In 2010, I revealed I had seen 400 movie musicals over the course of eight years. Now that number is over 600. To celebrate and share this musical love, here is my weekly feature about musicals.

This week’s musical:
Private Buckaroo (1942) – Musical #627

Universal Studios

Edward F. Cline

Themselves: The Andrews Sisters (Patty Andrews, Maxene Andrews, Laverne Andrews), Harry James and his Music Makers, Helen Forrest, The Jivin’ Jacks and Jills
Stars: Dick Foran, Joe E. Lewis, Ernest Truex, Jennifer Holt, Shemp Howard, Richard Davies, Mary Wickes, Donald O’Connor, Peggy Ryan, Huntz Hall, Susan Levine, Sidney Miller (uncredited), Addison Richards (uncredited), Tommy Rall (uncredited), Gene O’Donnell (uncredited)
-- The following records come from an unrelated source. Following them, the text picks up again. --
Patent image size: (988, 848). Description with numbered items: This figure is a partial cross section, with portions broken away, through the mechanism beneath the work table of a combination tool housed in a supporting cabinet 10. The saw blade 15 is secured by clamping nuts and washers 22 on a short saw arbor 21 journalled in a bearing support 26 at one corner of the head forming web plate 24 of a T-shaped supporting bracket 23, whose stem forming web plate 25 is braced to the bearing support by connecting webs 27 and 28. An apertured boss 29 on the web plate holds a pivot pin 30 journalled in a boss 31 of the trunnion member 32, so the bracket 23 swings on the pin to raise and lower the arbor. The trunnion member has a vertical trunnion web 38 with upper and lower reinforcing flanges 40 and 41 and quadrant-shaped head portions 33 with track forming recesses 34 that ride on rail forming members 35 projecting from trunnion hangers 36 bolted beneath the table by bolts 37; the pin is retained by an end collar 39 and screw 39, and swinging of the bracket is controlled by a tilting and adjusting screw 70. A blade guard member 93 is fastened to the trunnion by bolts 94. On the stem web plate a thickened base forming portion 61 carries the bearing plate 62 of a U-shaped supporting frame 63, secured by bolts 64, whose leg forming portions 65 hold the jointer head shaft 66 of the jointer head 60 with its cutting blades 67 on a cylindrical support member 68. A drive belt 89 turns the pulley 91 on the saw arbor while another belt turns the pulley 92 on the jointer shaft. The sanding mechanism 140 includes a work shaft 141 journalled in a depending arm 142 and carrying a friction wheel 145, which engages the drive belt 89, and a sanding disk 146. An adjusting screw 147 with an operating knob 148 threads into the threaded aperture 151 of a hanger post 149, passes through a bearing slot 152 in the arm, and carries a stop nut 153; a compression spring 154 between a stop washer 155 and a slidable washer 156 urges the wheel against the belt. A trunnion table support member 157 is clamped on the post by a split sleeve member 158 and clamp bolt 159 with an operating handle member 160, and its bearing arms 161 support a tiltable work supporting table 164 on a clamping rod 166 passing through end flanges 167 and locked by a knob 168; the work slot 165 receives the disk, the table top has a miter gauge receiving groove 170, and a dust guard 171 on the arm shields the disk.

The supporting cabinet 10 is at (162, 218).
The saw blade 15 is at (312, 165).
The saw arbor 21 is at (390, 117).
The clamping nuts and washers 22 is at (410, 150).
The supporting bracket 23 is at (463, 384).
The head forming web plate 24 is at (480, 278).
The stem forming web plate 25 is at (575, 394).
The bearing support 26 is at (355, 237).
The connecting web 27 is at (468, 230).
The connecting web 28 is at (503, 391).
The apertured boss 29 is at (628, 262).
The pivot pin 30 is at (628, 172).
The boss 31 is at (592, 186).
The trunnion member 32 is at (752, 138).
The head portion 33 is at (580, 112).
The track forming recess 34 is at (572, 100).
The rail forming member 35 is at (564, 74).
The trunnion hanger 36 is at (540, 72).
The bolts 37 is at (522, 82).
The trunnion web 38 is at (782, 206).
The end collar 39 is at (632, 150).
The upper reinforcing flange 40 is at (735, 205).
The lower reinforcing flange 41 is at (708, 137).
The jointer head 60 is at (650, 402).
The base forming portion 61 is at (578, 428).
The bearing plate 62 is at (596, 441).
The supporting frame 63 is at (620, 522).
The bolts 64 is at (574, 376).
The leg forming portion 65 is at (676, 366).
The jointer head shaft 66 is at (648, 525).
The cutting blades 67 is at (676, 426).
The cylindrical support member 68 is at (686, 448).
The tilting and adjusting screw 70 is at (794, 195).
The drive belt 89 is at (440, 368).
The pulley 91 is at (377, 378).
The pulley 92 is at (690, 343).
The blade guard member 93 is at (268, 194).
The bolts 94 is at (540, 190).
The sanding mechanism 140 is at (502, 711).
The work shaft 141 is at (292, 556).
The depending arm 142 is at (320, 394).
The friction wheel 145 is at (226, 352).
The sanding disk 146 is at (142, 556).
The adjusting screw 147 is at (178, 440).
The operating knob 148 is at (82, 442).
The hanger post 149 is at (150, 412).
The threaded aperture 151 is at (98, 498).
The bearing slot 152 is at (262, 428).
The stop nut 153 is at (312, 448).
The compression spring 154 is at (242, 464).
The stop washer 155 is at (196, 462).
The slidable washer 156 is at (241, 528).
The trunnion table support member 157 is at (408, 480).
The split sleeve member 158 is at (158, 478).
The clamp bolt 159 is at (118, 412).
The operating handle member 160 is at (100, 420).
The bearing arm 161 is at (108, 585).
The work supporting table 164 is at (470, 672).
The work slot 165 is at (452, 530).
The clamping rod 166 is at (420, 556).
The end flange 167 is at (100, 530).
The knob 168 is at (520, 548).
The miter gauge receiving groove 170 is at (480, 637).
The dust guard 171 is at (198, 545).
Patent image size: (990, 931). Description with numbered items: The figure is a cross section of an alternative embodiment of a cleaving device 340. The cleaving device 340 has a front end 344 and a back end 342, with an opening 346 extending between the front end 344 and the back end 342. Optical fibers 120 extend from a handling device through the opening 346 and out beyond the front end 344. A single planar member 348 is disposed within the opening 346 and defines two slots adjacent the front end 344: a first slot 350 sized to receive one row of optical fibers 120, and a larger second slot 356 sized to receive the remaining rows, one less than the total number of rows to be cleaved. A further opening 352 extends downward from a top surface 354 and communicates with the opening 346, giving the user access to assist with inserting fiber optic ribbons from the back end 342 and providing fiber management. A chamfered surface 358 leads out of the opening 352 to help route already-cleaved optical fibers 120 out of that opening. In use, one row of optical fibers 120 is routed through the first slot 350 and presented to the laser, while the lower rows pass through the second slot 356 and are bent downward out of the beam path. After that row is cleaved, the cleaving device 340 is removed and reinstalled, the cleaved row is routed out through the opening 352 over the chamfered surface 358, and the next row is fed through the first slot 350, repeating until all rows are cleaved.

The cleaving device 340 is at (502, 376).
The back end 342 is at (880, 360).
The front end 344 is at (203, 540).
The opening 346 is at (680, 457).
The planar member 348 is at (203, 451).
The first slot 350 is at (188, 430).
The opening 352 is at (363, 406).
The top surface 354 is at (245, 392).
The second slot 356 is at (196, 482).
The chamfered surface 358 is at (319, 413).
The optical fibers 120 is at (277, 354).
Famed trumpet player Harry James (himself) is drafted at the start of World War II. His fellow nightclub performer, Lon Prentice (Foran), wants to enlist in the Army but keeps getting declined as 4F for flat feet. Lon finally is accepted into the Army, but at basic training, Lon doesn’t feel he needs to participate in military training.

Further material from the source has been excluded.